A Brief Dirndl History
Much more than provincial wear
Actually, the typical dirndl dress originally dates back to simple work wear worn by rural women in southern Germany's Alpine country. Later, it was the nobility and the urban middle-class that promoted the dirndl and in the mid-19th century, transformed a simple, mainly sleeveless dress plus shirt and apron into an exciting feminine garment with a close-fitting bodice, generally with a generous neckline and fashionable embellishments.
Most of the clichés of traditional clothing focus on feelings toward homeland, custom and tradition. However, what is certain is that for many centuries, the word "Tracht" (traditional clothing) simply referred to the clothing "which was worn." What is often forgotten is that for the rural population, fashion generally followed the trends of the nobility and the cities.

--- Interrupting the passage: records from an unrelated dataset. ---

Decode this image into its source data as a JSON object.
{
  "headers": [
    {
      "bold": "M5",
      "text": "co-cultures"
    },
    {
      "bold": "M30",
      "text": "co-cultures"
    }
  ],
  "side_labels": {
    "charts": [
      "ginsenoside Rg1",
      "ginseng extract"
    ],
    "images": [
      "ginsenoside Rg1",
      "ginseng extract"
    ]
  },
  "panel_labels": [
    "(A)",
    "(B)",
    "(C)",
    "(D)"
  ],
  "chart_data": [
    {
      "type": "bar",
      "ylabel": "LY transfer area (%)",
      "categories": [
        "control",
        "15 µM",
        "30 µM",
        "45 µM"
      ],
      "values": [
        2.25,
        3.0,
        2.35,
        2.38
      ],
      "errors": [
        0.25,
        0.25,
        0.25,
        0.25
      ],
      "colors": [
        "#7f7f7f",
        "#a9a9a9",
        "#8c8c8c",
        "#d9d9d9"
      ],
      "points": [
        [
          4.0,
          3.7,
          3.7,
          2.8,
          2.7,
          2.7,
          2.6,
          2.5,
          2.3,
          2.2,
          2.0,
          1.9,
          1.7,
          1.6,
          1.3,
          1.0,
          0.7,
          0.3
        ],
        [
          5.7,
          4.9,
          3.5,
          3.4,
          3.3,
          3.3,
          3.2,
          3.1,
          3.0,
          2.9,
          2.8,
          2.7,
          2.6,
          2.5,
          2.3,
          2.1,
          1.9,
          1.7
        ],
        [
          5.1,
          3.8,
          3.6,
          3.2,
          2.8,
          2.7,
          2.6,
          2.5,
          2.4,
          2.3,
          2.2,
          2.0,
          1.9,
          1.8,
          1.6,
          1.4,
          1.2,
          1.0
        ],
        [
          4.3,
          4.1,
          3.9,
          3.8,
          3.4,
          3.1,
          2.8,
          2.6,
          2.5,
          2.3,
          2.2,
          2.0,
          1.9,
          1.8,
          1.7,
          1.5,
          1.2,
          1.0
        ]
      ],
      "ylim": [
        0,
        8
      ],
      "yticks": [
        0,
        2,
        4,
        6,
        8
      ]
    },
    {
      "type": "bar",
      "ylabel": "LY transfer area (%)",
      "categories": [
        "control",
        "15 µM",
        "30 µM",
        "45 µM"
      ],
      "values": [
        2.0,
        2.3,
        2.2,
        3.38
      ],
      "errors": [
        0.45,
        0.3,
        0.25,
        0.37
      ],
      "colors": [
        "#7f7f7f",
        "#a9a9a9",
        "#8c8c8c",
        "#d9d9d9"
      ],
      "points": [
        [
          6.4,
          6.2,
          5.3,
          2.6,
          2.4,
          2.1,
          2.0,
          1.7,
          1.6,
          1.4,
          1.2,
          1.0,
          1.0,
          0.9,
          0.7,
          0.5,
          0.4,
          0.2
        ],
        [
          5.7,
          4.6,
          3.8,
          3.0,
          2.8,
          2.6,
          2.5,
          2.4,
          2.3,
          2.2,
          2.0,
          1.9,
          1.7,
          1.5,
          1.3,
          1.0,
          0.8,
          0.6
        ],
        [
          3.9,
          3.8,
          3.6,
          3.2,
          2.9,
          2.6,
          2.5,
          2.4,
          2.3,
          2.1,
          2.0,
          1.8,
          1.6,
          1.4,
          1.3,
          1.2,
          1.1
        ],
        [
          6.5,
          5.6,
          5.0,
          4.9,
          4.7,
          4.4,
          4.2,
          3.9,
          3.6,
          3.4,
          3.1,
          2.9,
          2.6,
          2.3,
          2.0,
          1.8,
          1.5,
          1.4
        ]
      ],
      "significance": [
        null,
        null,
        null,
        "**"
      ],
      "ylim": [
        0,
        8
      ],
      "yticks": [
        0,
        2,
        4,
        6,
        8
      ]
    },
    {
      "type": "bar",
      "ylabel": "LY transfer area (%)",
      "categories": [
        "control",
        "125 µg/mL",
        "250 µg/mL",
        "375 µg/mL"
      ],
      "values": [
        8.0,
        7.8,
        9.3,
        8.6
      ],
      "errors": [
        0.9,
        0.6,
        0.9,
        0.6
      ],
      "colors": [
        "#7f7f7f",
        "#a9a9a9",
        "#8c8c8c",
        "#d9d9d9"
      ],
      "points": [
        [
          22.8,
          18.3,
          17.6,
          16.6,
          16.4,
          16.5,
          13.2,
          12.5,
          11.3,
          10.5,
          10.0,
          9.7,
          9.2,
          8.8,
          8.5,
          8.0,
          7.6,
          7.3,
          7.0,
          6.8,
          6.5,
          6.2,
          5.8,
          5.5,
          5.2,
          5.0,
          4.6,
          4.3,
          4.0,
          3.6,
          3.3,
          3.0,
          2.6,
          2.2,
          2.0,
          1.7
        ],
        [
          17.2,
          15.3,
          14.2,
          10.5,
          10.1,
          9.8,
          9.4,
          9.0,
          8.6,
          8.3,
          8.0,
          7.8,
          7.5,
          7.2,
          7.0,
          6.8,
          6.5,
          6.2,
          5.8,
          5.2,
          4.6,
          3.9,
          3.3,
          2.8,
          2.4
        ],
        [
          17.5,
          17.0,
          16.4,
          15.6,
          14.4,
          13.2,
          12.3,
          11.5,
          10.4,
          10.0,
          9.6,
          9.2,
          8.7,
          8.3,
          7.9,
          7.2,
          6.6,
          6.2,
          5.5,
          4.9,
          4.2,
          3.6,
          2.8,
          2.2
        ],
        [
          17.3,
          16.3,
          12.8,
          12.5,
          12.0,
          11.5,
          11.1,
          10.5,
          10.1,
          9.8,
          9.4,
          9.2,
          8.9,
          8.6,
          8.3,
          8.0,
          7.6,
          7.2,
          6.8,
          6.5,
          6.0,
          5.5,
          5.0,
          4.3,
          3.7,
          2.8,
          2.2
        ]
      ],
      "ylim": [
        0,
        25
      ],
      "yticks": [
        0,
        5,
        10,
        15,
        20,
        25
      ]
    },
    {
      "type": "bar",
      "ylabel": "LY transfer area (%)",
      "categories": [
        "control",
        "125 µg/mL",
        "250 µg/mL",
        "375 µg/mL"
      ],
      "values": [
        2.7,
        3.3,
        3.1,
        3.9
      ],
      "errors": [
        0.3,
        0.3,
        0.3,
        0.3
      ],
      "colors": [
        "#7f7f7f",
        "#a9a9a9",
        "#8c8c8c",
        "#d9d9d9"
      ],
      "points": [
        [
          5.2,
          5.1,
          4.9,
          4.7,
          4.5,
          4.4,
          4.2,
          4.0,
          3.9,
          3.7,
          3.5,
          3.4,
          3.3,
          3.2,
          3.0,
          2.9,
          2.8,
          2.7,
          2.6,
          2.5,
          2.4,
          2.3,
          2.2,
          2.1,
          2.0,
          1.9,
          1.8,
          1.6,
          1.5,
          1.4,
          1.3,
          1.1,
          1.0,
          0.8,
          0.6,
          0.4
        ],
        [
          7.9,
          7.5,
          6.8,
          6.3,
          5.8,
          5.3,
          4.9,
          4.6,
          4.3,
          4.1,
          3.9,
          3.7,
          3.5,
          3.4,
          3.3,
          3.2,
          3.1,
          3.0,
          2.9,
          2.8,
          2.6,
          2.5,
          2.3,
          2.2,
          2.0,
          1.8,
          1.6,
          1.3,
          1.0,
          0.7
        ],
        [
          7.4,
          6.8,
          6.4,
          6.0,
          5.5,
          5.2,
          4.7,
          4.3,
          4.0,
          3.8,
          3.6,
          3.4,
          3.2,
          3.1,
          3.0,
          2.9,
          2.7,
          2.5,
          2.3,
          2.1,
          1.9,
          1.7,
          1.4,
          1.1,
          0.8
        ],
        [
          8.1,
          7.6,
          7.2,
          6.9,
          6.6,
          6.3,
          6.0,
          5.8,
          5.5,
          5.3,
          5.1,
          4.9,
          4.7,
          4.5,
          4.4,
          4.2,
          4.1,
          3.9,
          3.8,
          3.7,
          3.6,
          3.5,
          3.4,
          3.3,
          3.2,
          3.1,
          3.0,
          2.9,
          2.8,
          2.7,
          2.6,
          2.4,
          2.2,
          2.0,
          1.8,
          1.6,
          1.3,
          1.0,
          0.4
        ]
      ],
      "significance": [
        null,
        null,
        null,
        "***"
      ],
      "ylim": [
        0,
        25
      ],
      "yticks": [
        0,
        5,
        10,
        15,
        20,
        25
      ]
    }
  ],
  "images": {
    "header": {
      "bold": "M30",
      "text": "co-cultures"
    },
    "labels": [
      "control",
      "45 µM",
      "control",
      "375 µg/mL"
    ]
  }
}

For example, in the mid-19th century during times of political restoration in Bavaria and Austria, when the bourgeoisie idealized rural life, numerous Alpine associations emerged in the cities that created a romantic understanding of the homeland - and, in the course of this, the dirndl was prettified in accordance with the times. What stands out is that from the beginning, the dirndl acquired more importance in Austria than in Bavaria. In Austria, it was always considered "real" traditional clothing that clearly differed in the various regions; in Bavaria, it was part of a "traditional look" and for that reason, not so regionally fixed.